Editorial: Protection of whistleblowers is all-important

Johannesburg – The assassination this week of senior Gauteng health department official Babita Deokaran is yet another stark reminder of how whistleblowers have been left to suffer for their huge sacrifice in fighting malfeasance and corruption in the government.

Fift y-three-year-old Deokaran met her painful death in Winchester Hills, Johannesburg, after several bullets were pumped into her upper body shortly after dropping off a child at school.

It has since emerged that Deokaran, who was the chief director of financial accounting in the department and occasionally also acted as the department’s chief financial officer, was a key witness in a special investigating unit (SIU) probe into a personal protective equipment purchase scandal that cost the Gauteng government hundreds of millions of rand in corruption.

Gauteng premier David Makhura has also confirmed that Deokaran had uncovered corruption, stopped the payment of irregular contracts and provided crucial evidence to disciplinary processes conducted by his office and in the SIU investigations.

Like many other brave whistleblowers, Deokaran was never protected after exposing corruption, which left the looters of state resources free to plot her death.

Her murder is yet more evidence that South Africa does not have a strong regime for the protection of whistleblowers.

They are in many instances isolated and targeted if they cannot be co-opted into the system of pillaging public resources.

For their courage, they are subjected to acts of cruelty, which include ill-treatment and harassment. In certain cases, they may even be subjected to disciplinary or criminal proceedings, based on trumped-up charges, because they mostly come up against powerful individuals.

The government must take heed of civil society organisations that have previously lamented the plight of whistleblowers, as well as the lack of legal protection and personal support.

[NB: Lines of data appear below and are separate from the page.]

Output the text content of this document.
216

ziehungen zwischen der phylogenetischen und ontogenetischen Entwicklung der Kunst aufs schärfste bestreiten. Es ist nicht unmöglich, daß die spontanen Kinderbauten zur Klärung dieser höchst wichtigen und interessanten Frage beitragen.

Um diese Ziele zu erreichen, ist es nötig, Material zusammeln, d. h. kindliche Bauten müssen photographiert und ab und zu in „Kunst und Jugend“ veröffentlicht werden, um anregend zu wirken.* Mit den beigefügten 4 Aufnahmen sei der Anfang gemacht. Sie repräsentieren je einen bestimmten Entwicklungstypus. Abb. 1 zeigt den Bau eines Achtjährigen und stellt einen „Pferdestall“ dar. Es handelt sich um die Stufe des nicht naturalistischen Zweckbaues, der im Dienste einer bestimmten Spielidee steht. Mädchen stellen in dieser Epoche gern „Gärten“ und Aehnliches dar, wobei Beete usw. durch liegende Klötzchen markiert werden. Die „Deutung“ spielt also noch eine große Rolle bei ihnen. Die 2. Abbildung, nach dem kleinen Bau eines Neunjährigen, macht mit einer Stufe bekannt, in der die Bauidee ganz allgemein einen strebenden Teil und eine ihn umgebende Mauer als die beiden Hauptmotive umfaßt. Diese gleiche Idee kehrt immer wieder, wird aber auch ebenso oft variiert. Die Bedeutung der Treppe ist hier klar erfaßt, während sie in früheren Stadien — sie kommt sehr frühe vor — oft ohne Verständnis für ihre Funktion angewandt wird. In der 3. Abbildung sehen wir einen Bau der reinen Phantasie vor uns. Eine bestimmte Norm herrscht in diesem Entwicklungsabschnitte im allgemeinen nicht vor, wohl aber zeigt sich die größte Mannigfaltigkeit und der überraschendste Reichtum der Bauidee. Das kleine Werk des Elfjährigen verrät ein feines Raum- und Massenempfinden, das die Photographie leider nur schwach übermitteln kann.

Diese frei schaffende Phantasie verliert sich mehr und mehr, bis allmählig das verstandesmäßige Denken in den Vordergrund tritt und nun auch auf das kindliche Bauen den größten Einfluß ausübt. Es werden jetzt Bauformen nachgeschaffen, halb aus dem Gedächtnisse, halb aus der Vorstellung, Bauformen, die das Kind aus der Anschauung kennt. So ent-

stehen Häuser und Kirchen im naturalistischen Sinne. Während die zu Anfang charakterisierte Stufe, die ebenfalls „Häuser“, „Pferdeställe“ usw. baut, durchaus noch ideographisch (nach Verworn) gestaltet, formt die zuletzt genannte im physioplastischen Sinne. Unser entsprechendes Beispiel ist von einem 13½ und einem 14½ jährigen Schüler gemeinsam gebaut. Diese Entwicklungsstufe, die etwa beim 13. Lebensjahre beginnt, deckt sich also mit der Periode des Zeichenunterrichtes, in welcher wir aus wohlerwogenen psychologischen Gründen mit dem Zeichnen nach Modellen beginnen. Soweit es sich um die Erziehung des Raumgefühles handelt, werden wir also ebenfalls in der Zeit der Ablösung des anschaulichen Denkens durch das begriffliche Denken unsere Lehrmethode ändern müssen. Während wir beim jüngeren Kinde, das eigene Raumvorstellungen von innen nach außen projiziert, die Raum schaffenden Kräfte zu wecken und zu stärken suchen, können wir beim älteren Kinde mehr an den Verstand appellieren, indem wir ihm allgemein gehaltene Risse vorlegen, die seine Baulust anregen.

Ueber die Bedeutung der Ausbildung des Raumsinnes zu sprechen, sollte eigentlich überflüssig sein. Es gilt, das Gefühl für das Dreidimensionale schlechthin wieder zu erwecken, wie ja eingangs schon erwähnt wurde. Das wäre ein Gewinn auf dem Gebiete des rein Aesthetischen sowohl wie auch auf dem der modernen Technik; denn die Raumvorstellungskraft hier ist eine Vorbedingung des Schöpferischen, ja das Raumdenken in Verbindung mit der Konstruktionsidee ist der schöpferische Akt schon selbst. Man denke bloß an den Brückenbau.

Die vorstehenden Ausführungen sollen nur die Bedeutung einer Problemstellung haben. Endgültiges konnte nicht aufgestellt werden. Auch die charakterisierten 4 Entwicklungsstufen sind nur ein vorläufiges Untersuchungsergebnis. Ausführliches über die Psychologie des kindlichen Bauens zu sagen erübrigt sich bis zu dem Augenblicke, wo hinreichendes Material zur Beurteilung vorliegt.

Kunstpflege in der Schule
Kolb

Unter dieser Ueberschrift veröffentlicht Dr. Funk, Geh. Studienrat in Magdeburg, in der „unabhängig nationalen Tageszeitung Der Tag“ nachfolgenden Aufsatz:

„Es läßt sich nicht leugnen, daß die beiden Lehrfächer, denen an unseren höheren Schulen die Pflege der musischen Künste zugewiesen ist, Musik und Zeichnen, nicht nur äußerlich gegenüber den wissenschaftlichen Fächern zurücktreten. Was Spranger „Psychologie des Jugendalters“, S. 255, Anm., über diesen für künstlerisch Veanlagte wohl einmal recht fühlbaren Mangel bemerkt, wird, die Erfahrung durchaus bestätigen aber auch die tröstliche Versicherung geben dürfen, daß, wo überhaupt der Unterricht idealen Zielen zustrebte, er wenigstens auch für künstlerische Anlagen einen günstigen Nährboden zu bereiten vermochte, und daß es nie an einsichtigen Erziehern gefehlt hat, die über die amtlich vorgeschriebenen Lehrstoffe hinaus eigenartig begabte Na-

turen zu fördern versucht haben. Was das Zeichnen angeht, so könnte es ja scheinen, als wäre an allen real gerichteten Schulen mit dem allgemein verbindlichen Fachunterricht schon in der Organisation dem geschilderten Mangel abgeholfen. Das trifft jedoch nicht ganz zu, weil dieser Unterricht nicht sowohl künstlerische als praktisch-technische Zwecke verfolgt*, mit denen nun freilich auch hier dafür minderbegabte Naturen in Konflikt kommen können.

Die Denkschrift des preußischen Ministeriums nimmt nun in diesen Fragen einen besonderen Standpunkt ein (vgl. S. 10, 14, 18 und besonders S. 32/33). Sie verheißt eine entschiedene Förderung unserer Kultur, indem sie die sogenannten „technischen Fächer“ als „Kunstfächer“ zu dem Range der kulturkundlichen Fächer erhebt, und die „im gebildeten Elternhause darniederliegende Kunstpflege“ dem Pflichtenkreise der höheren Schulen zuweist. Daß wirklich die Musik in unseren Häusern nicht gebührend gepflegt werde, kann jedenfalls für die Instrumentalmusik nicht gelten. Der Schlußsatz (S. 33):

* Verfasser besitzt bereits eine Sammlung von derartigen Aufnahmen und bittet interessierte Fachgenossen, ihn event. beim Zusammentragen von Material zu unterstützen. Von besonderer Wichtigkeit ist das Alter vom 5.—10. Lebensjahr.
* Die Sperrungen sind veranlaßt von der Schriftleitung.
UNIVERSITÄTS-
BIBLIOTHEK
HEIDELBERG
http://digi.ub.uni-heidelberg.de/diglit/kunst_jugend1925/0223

This has become extremely urgent in the wake of Deokaran’s assassination.

Although the police must be commended for the speedy arrests in her murder, the government must move with speed to amend legislation and broaden the definition of a whistleblower.


In this regard, we want to align ourselves with civil society formations such as the Active Citizens Movement, which has in recent months called for the setting up of specialised courts to deal with whistleblowing cases.

We do not understand why the government has until now failed to provide witness protection mechanisms for whistleblowers.

It must take a leaf from those countries who provide incentives for whistleblowers through the creation of a fund derived from stolen monies. Acting Chief Justice Raymond Zondo has raised concern that whistleblowers have been left exposed.

We cannot agree more with Zondo when he says South Africa may kiss the fight against corruption goodbye if this is allowed to persist.

And the relentless struggles of many anti-corruption heroes and heroines in our country, such as Babita Deokaran, would have been in vain.